O Instituto Unibanco, que iniciou uma consultoria em gestão junto à Secretaria de Educação do Rio Grande do Sul no ano passado, também fez uma parceria nessa área no Espírito Santo, não?

Sim, eles têm parcerias com várias organizações e sabem usar essas parcerias, porque também tem isso: há muitas instituições no terceiro setor e é preciso saber usar o que tem de melhor, ou o que usar. Em alguns Estados, a gestão parece uma árvore de Natal de projetos do terceiro setor, e não pode ser assim, é preciso haver um plano do Estado.

Entre os municípios, há algum com iniciativas de destaque?

Para além de Sobral (no Ceará), a melhor capital do Brasil em educação é Teresina (no Piauí), que tem, inclusive, um investimento por aluno bem abaixo daqui de Porto Alegre, e é o melhor resultado educacional do Brasil.

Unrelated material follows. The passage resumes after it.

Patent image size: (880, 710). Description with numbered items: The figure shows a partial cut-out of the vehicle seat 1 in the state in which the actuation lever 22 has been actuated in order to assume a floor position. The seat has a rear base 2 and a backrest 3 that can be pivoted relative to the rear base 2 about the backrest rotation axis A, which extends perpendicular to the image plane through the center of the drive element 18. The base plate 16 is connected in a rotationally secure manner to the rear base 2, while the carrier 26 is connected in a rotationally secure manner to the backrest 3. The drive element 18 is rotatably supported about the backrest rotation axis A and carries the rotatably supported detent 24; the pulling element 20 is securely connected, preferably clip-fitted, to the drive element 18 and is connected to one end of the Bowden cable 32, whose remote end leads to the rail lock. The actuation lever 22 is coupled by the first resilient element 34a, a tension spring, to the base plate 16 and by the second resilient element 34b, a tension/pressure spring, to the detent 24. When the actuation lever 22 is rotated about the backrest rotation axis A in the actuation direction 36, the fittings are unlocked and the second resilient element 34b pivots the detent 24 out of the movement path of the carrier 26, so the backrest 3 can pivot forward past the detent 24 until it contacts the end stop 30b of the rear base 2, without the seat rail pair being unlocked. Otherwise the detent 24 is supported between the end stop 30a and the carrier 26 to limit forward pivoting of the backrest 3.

Por quê? Porque Teresina faz uma formação de professores absolutamente pautada na aprendizagem dos alunos. Pode parecer óbvio formar professores para melhorar a aprendizagem, certo? Mas não é o que acontece no Brasil. Teresina faz avaliações, identifica onde estão as dificuldades dos alunos e faz a formação dos professores para que eles deem melhores aulas naqueles componentes curriculares em que os alunos estão com mais dificuldade. Quando olhamos para a primeira infância, creche, pré-escola, Londrina (no Paraná) é um bom exemplo bem como Jundiaí (em São Paulo) e o próprio município de São Paulo, que, por incrível que pareça, apesar do tamanho, tem uma boa política de primeira infância. Quando olhamos para os resultados dos que avançaram, especialmente aqueles que têm uma condição socioeconômica mais desvantajosa, temos a obrigação de estudar o que eles fizeram para poder disseminar as boas práticas.

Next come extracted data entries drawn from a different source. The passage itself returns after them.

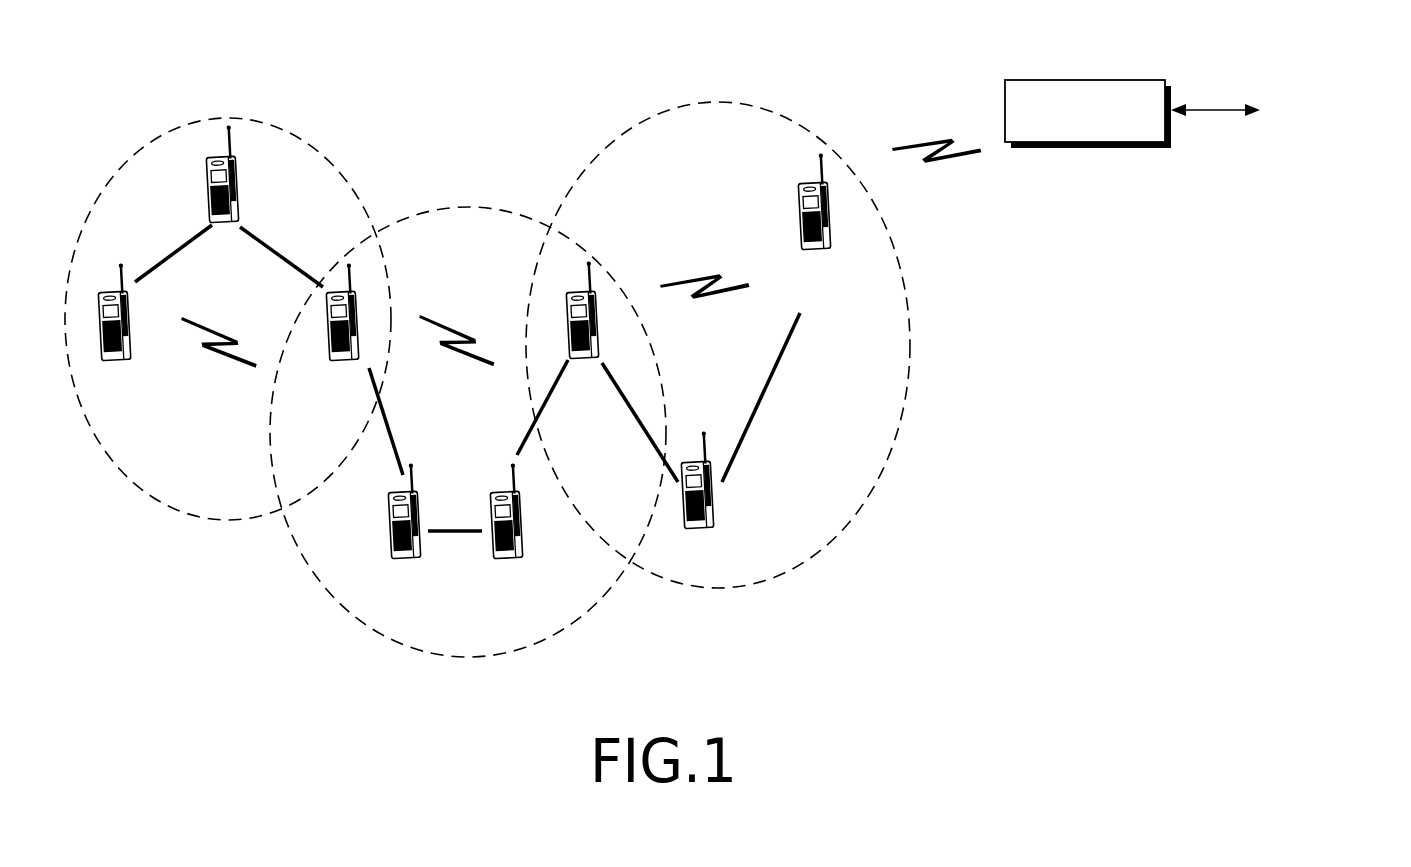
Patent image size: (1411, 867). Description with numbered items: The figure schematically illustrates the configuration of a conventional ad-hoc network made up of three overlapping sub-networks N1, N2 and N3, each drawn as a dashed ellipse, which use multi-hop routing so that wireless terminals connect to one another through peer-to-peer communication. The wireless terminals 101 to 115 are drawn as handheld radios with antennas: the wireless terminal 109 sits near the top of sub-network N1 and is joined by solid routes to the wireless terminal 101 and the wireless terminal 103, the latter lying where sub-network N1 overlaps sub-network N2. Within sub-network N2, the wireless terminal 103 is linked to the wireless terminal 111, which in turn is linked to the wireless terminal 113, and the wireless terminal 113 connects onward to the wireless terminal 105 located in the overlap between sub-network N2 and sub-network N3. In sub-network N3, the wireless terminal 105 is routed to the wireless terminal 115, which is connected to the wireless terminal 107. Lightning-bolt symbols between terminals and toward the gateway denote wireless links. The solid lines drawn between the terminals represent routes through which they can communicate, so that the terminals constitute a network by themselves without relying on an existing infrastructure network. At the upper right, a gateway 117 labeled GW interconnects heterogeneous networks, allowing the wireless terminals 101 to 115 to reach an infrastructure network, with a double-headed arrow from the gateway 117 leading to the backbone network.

The wireless terminal 101 is at (114, 364).
The wireless terminal 103 is at (342, 364).
The wireless terminal 105 is at (582, 362).
The wireless terminal 107 is at (814, 251).
The wireless terminal 109 is at (240, 188).
The wireless terminal 111 is at (404, 562).
The wireless terminal 113 is at (506, 562).
The wireless terminal 115 is at (697, 530).
The gateway 117 is at (1083, 80).
The sub-network N1 is at (227, 118).
The sub-network N2 is at (468, 207).
The sub-network N3 is at (714, 102).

Apesar de Estados como o Ceará e Pernambuco terem exemplos bem-sucedidos na educação, nem sempre os índices são acompanhados de uma redução na criminalidade. Há exemplos de locais que conseguiram aliar bons resultados na educação a essa redução?

A educação explica muita coisa, como uma empregabilidade melhor, por exemplo. No entanto, não é uma varinha de condão que você sacode e pronto. Se fosse, o Ceará seria um Estado com índices melhores em outras áreas. São necessárias outras políticas atreladas. Mas, quando se fala em educação, a redução da criminalidade está atrelada a três componentes. O primeiro é a atenção à primeira infância. Uma parte da criminalidade tem muito a ver com as condições em que aquela criança viveu de zero a três anos, se ela viveu num lar com um ambiente tóxico, de violência, se não se alimentou direito, se sofreu privações no período mais essencial da sua formação cognitiva, social, emocional e física. Lá na frente, essa criança fica muito mais vulnerável às situações de violência. Por isso, uma política forte para a primeira infância é fundamental. A segunda política com alta correlação com redução de criminalidade, porque tem a ver com empregos melhores, é a educação profissional. Ter um Ensino Médio com a educação profissional integrada é muito importante. E o terceiro ponto é a educação integral. É meio óbvio, né, porque o aluno fica fora das ruas, mas não é só por isso: com educação integral, você consegue ter tempo para desenvolver outras competências e habilidades que fazem com que o jovem fique menos vulnerável à entrada nesse mundo da criminalidade, da violência.